Notably, however, AWS grew at a much slower rate in 2020 compared to its competitors, with any growth "primarily reflecting increased customer usage," according to Gartner. In comparison, AWS' closest rival, Azure, grew 59.2 percent year over year, driven by industries shifting their mission-critical applications to the cloud en masse.

"The global healthcare crisis and disruption in workplace environments during the pandemic era drove increased demand from existing Microsoft Azure customers to migrate mission-critical workloads, such as from healthcare applications with AI-assisted bots, digital twins in manufacturing and e-commerce in retail," Gartner said.

Huawei, meanwhile, blew both market leaders out of the water with its 202.8 percent year-over-year growth, pushing it into the Top 5 for the first time.

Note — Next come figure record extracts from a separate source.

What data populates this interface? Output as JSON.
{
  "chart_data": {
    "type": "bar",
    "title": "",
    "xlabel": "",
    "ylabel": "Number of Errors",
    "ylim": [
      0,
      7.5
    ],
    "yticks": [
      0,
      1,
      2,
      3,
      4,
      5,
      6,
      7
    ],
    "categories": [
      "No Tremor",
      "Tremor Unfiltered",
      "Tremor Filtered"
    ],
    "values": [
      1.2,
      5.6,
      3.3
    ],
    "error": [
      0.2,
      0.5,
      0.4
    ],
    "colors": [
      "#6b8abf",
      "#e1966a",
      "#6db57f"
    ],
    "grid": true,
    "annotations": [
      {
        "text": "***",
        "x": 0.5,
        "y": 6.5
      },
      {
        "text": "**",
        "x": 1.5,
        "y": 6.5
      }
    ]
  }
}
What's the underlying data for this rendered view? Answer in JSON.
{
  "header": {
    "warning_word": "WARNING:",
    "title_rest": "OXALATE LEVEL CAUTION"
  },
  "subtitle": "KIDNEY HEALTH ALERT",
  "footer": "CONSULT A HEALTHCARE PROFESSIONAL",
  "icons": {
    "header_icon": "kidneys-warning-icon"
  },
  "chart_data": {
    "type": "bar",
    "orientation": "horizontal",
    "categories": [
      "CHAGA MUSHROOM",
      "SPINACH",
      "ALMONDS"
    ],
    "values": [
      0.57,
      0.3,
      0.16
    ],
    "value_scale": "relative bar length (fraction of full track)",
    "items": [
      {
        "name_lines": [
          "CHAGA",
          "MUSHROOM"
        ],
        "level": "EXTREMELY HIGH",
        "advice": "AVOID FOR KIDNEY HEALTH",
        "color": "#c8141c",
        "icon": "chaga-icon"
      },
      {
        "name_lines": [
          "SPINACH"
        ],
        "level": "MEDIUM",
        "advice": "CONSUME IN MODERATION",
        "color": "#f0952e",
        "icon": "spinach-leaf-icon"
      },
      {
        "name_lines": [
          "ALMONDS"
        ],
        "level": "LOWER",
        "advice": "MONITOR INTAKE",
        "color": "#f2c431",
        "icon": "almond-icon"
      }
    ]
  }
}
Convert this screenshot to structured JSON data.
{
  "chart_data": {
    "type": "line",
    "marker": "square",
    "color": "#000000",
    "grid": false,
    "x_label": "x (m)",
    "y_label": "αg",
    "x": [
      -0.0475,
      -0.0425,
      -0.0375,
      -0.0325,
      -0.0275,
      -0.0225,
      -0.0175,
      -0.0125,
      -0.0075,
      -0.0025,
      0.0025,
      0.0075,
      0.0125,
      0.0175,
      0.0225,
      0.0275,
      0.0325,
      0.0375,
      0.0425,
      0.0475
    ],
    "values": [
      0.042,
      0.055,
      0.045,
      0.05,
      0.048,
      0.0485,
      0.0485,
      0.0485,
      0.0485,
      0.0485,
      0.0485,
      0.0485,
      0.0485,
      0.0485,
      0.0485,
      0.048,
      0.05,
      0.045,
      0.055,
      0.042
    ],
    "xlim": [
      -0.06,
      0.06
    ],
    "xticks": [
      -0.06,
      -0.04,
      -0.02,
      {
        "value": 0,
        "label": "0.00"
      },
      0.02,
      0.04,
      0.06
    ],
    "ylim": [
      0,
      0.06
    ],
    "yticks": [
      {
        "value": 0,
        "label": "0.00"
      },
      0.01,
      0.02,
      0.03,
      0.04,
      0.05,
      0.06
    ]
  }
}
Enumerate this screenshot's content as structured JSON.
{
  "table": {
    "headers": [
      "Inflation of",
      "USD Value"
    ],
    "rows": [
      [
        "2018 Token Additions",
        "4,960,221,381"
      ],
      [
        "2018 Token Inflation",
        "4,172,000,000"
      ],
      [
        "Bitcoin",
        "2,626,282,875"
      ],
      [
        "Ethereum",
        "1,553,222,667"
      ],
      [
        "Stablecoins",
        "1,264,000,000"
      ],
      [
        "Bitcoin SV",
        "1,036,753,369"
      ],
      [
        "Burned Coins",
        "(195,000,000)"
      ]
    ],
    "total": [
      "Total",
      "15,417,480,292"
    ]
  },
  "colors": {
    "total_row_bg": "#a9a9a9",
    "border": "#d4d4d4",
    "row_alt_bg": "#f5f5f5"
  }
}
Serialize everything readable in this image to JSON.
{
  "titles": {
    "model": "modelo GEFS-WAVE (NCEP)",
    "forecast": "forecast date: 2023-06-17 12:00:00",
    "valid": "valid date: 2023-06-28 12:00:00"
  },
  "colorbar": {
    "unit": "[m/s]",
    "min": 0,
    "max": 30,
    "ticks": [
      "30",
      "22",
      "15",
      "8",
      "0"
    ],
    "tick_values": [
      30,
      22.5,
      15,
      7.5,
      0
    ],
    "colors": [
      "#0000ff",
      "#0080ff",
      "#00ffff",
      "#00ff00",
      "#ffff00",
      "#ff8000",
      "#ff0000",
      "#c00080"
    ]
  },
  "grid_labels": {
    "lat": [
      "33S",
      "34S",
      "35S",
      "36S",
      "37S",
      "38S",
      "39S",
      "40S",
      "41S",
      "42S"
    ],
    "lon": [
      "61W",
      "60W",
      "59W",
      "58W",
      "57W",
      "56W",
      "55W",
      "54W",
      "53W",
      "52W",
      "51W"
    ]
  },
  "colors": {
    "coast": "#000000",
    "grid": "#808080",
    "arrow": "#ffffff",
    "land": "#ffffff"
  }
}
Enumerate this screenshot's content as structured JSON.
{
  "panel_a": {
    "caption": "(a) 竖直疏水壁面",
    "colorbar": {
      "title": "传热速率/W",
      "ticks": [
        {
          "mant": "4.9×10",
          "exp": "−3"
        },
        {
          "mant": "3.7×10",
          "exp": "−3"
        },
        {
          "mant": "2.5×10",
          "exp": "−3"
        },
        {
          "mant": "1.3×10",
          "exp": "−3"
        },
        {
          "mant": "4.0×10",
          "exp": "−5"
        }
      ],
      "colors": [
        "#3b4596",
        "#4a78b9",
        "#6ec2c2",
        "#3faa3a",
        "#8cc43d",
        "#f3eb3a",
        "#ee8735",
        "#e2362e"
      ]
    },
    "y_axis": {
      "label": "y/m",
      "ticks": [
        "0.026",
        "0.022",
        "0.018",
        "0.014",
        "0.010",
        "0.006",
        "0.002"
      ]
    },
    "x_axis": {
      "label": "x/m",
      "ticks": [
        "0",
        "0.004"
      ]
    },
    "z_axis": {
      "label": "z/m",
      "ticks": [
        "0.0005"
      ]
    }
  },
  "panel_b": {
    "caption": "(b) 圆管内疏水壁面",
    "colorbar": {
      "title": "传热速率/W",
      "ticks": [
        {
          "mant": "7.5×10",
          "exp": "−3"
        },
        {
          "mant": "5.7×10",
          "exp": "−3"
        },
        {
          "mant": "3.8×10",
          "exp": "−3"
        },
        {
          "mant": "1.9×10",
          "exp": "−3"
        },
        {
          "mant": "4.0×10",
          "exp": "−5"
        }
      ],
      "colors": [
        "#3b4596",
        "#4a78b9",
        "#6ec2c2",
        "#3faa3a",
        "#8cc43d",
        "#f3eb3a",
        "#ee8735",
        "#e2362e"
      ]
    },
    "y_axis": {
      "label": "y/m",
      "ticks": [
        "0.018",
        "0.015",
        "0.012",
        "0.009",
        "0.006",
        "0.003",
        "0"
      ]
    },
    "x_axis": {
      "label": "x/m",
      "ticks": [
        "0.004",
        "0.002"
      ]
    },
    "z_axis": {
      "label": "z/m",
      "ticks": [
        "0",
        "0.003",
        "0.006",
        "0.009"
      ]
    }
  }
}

Huawei has been buoyed by rapidly growing demand for cloud services in China, as well as by its strategic decision to make a "hard pivot away from selling equipment to investing heavily in their cloud services business," according to Nag.

Post-pandemic, Nag indicated that success for public cloud providers will depend on their willingness to innovate in "cloud-adjacent" areas like artificial intelligence, edge and 5G.

"The era of CIOs investing in cloud IaaS and platform as a service (PaaS) discretely is long over," Nag said. "CIOs look to invest in technologies that address their complex and emerging use cases."